La mendicité, qui est un délit puni par la loi, a toujours existé à Maurice et ce n’est pas un phénomène nouveau. Mais la mendicité des mineurs est un phénomène relativement nouveau, car depuis la Covid-19, la plupart de ces jeunes ont mis fin à leur scolarité et sont issus de familles vulnérables. De ce fait, nombre d’entre eux se retrouvent à la rue, à la recherche d’argent et de nourriture.
Dans la capitale, à la rue Sir Seewoosagur Ramgoolam (ex-Desforges), il y a une prolifération de mendiants dans la moyenne d’âge de 25 à 30 ans. Nous avons mené une petite enquête pour savoir les raisons qui les poussent à faire la manche au lieu de chercher du travail. La majorité de ces jeunes ont refusé de dévoiler leurs identités et certains ont même été menaçants. Par contre, nous avons croisé la route d’Aftaab (prénom d’emprunt), un jeune homme d’une vingtaine d’années issu de Vallée-des-Prêtres, qui vit dans la rue depuis plus de 5 ans. D’emblée, il précise qu’il n’est pas toxicomane et n’a jamais touché à la drogue. Il raconte qu’il est orphelin depuis l’âge de 7 ans après le décès de son père, et sa mère a quitté le pays deux ans après. Il avait été laissé chez une dame qui l’a élevé dans des conditions particulièrement difficiles.
Aftaab a été scolarisé jusqu’à la primaire et a abandonné l’école pour trouver du travail chez un ferblantier de la capitale. Un an après, il trouve du travail chez un mécanicien qui passe son temps à l’insulter toute la journée. À l’âge de 15 ans, il commence à défier l’autorité de la dame qui l’héberge, et cette dernière lui montre le chemin de la rue. « Mo pa ti koner kot pou aler ek mo pena fami ki pou ramasse moi », dit-il.
Chercher de quoi manger
Aftaab passe sa journée à errer dans la capitale à la recherche de nourriture et le soir, il dort sur un banc, parfois au Jardin de la Compagnie et parfois sous un abribus. « Mo ti perr ki dimounn atak moi ek dan l’hiver mo ti pe ale dormi enba pont dan carton », avance-t-il. D’année en année, Aftaab a pris goût à ce mode de vie de liberté et de vagabondage sans avoir à rendre compte à quiconque. Il raconte qu’il n’a pas d’identité et que personne ne s’intéresse à son cas. « Monn plein ek sa lavi dimann sarite la. Mo pa honté pou dir ki mo finn plein avek gagne maltraite avek dimounn », se désole-t-il.
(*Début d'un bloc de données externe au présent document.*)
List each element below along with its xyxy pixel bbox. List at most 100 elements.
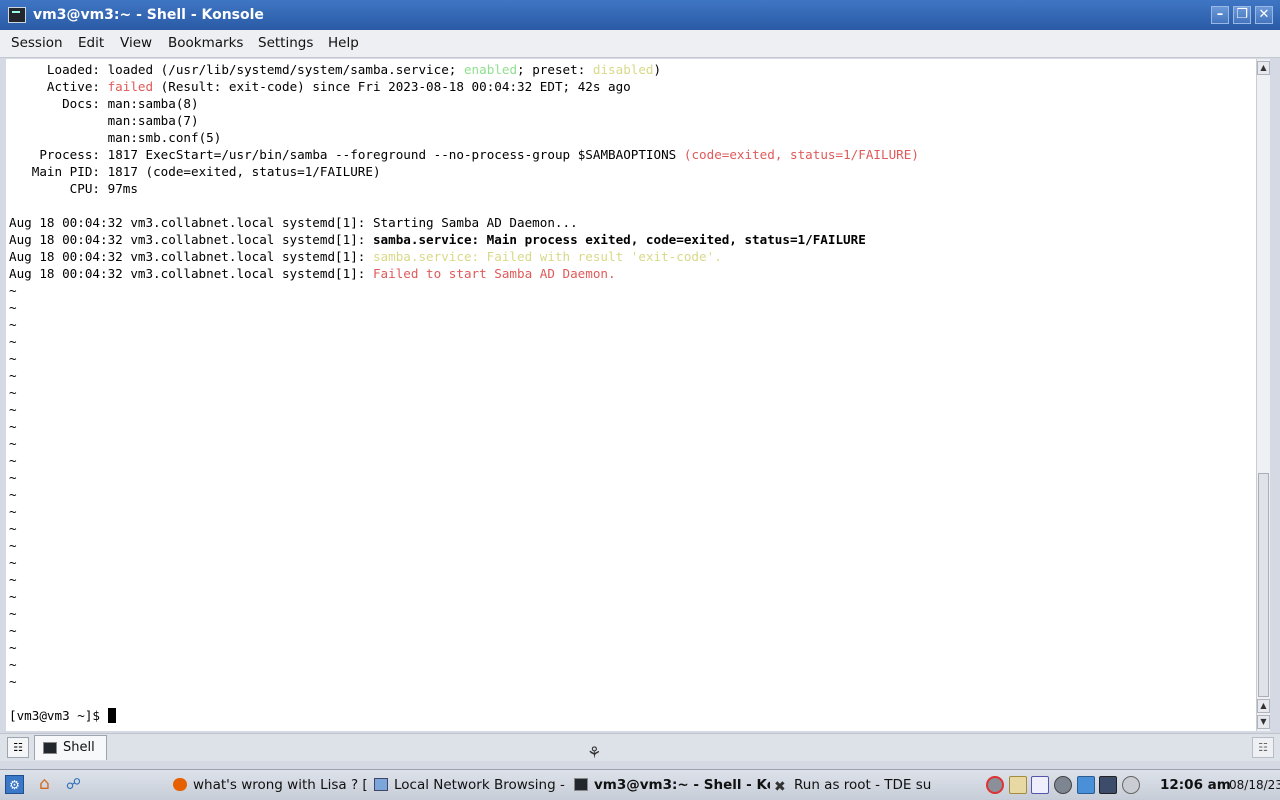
minimize-icon[interactable]: – <box>1211 6 1229 24</box>
log-line: Aug 18 00:04:32 vm3.collabnet.local syst… <box>9 214 578 231</box>
window-title: vm3@vm3:~ - Shell - Konsole <box>33 7 264 23</box>
log-prefix: Aug 18 00:04:32 vm3.collabnet.local syst… <box>9 215 373 230</box>
firefox-icon <box>173 778 187 791</box>
status-value: man:samba(8) <box>107 96 199 111</box>
menu-session[interactable]: Session <box>11 35 63 51</box>
klipper-icon[interactable] <box>1009 776 1027 794</box>
status-line-docs-3: man:smb.conf(5) <box>9 129 222 146</box>
tilde-line: ~ <box>9 555 17 570</box>
tilde-line: ~ <box>9 300 17 315</box>
network-folder-icon <box>374 778 388 791</box>
preset-status: disabled <box>592 62 654 77</box>
status-value: ; preset: <box>517 62 593 77</box>
arrow-up-icon[interactable]: ▲ <box>1257 61 1270 75</box>
terminal-icon[interactable] <box>8 7 26 23</box>
tilde-line: ~ <box>9 674 17 689</box>
status-value: ) <box>653 62 662 77</box>
home-icon[interactable]: ⌂ <box>35 775 54 794</box>
menu-view[interactable]: View <box>120 35 152 51</box>
enabled-status: enabled <box>463 62 518 77</box>
status-value: man:smb.conf(5) <box>107 130 222 145</box>
menu-bar: Session Edit View Bookmarks Settings Hel… <box>0 30 1280 58</box>
tilde-line: ~ <box>9 487 17 502</box>
task-firefox[interactable]: what's wrong with Lisa ? [s <box>173 773 368 798</box>
terminal-icon <box>43 742 57 754</box>
tilde-line: ~ <box>9 436 17 451</box>
tilde-line: ~ <box>9 470 17 485</box>
tilde-line: ~ <box>9 606 17 621</box>
tilde-line: ~ <box>9 453 17 468</box>
x-icon: ✖ <box>774 779 786 795</box>
tilde-line: ~ <box>9 640 17 655</box>
update-icon[interactable] <box>1077 776 1095 794</box>
status-value: (Result: exit-code) since Fri 2023-08-18… <box>153 79 631 94</box>
status-label: Process: <box>39 147 101 162</box>
text-cursor <box>107 708 116 723</box>
network-disconnected-icon[interactable] <box>986 776 1004 794</box>
arrow-down-icon[interactable]: ▼ <box>1257 715 1270 729</box>
arrow-up-icon[interactable]: ▲ <box>1257 699 1270 713</box>
status-label <box>9 62 47 77</box>
tilde-line: ~ <box>9 334 17 349</box>
status-value: 97ms <box>107 181 138 196</box>
shell-prompt: [vm3@vm3 ~]$ <box>9 708 108 723</box>
tilde-line: ~ <box>9 572 17 587</box>
terminal-output[interactable]: Loaded: loaded (/usr/lib/systemd/system/… <box>6 59 1256 731</box>
clock[interactable]: 12:06 am <box>1160 777 1231 793</box>
close-tab-icon[interactable]: ☷ <box>1252 737 1274 758</box>
date[interactable]: 08/18/23 <box>1229 778 1280 792</box>
status-value: 1817 ExecStart=/usr/bin/samba --foregrou… <box>107 147 684 162</box>
status-label: Active: <box>46 79 100 94</box>
task-run-as-root[interactable]: ✖ Run as root - TDE su <box>774 773 934 798</box>
failed-status: failed <box>107 79 154 94</box>
menu-help[interactable]: Help <box>328 35 359 51</box>
close-icon[interactable]: ✕ <box>1255 6 1273 24</box>
status-label: Loaded: <box>46 62 100 77</box>
tilde-line: ~ <box>9 385 17 400</box>
log-line: Aug 18 00:04:32 vm3.collabnet.local syst… <box>9 231 866 248</box>
volume-icon[interactable] <box>1054 776 1072 794</box>
status-value: man:samba(7) <box>107 113 199 128</box>
printer-icon[interactable] <box>1031 776 1049 794</box>
menu-edit[interactable]: Edit <box>78 35 104 51</box>
terminal-icon <box>574 778 588 791</box>
status-label: Docs: <box>62 96 100 111</box>
tilde-line: ~ <box>9 368 17 383</box>
maximize-icon[interactable]: ❐ <box>1233 6 1251 24</box>
tilde-line: ~ <box>9 402 17 417</box>
window-titlebar[interactable]: vm3@vm3:~ - Shell - Konsole – ❐ ✕ <box>0 0 1280 30</box>
security-icon[interactable] <box>1122 776 1140 794</box>
network-icon[interactable]: ☍ <box>64 775 83 794</box>
log-prefix: Aug 18 00:04:32 vm3.collabnet.local syst… <box>9 249 373 264</box>
task-konsole[interactable]: vm3@vm3:~ - Shell - Ko <box>574 773 770 798</box>
shell-prompt-line[interactable]: [vm3@vm3 ~]$ <box>9 707 116 724</box>
tilde-line: ~ <box>9 623 17 638</box>
status-value: 1817 (code=exited, status=1/FAILURE) <box>107 164 381 179</box>
menu-settings[interactable]: Settings <box>258 35 313 51</box>
log-message: samba.service: Failed with result 'exit-… <box>372 249 722 264</box>
status-line-cpu: CPU: 97ms <box>9 180 138 197</box>
tilde-line: ~ <box>9 589 17 604</box>
task-network-browsing[interactable]: Local Network Browsing - <box>374 773 566 798</box>
display-icon[interactable] <box>1099 776 1117 794</box>
log-prefix: Aug 18 00:04:32 vm3.collabnet.local syst… <box>9 232 373 247</box>
tab-shell[interactable]: Shell <box>34 735 107 760</box>
tde-menu-icon[interactable]: ⚙ <box>5 775 24 794</box>
status-value: loaded (/usr/lib/systemd/system/samba.se… <box>107 62 464 77</box>
tilde-line: ~ <box>9 317 17 332</box>
scrollbar-thumb[interactable] <box>1258 473 1269 697</box>
log-line: Aug 18 00:04:32 vm3.collabnet.local syst… <box>9 265 616 282</box>
new-tab-icon[interactable]: ☷ <box>7 737 29 758</box>
status-line-docs: Docs: man:samba(8) <box>9 95 199 112</box>
tilde-line: ~ <box>9 351 17 366</box>
menu-bookmarks[interactable]: Bookmarks <box>168 35 243 51</box>
status-label: Main PID: <box>31 164 100 179</box>
process-failure: (code=exited, status=1/FAILURE) <box>683 147 919 162</box>
log-prefix: Aug 18 00:04:32 vm3.collabnet.local syst… <box>9 266 373 281</box>
status-line-docs-2: man:samba(7) <box>9 112 199 129</box>
status-line-process: Process: 1817 ExecStart=/usr/bin/samba -… <box>9 146 919 163</box>
status-line-active: Active: failed (Result: exit-code) since… <box>9 78 631 95</box>
log-line: Aug 18 00:04:32 vm3.collabnet.local syst… <box>9 248 722 265</box>
terminal-scrollbar[interactable]: ▲ ▲ ▼ <box>1256 59 1270 731</box>
status-label: CPU: <box>69 181 101 196</box>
Le jeune homme raconte qu’il y a des gens qui achètent de la nourriture pour lui, mais par contre d’autres qui l’insultent grossièrement et lui demandent de chercher du travail. « Enn madam dir moi si li ti dan mo plas, li ti pou ale zet so lekor », laisse-t-il entendre, ému. Aftaab est d’accord qu’il a tort de mendier toute la journée et cela durant des années. « Mo pas drogué ek mo pas volerr. Mo ena problem la sante, mo pa kapav fer travay lourd. (…) Parfwa, mo pense pou komet l’irreparab mé c’est enn peché dan l’Islam », lâche-t-il. Il avoue avoir de la peine à accomplir la salât mais de temps à autre, il se faufile dans un coin pour prier. « Mo linz sale ek dimoun kroir mo volerr. »
Aftaab raconte que dans la capitale, il existe une cinquantaine de mendiants qui traînent dans les rues et dorment sur le trottoir. La majorité a cessé de se droguer, mais est accro à l’alcool. « Zot peur si gagne zot avek ladrog, zot pou ale fermer ek pena personn pou dir zot lor caution », fait-il comprendre. Selon lui, toutes ces personnes quémandant sur le chemin sont des hommes et des femmes qui ont perdu leurs repères. « Ena rakonter zot finn separer ar zot madam ek nepli ena plas pou aler. »
Aftaab remercie une organisation qui distribue de la nourriture deux fois par semaine et il souhaite que le gouvernement prenne conscience de leur cas et mette en place des abris pour les accueillir la nuit. « Nou ti pou kapav pren enn bain, manze ek dormi », espère-t-il.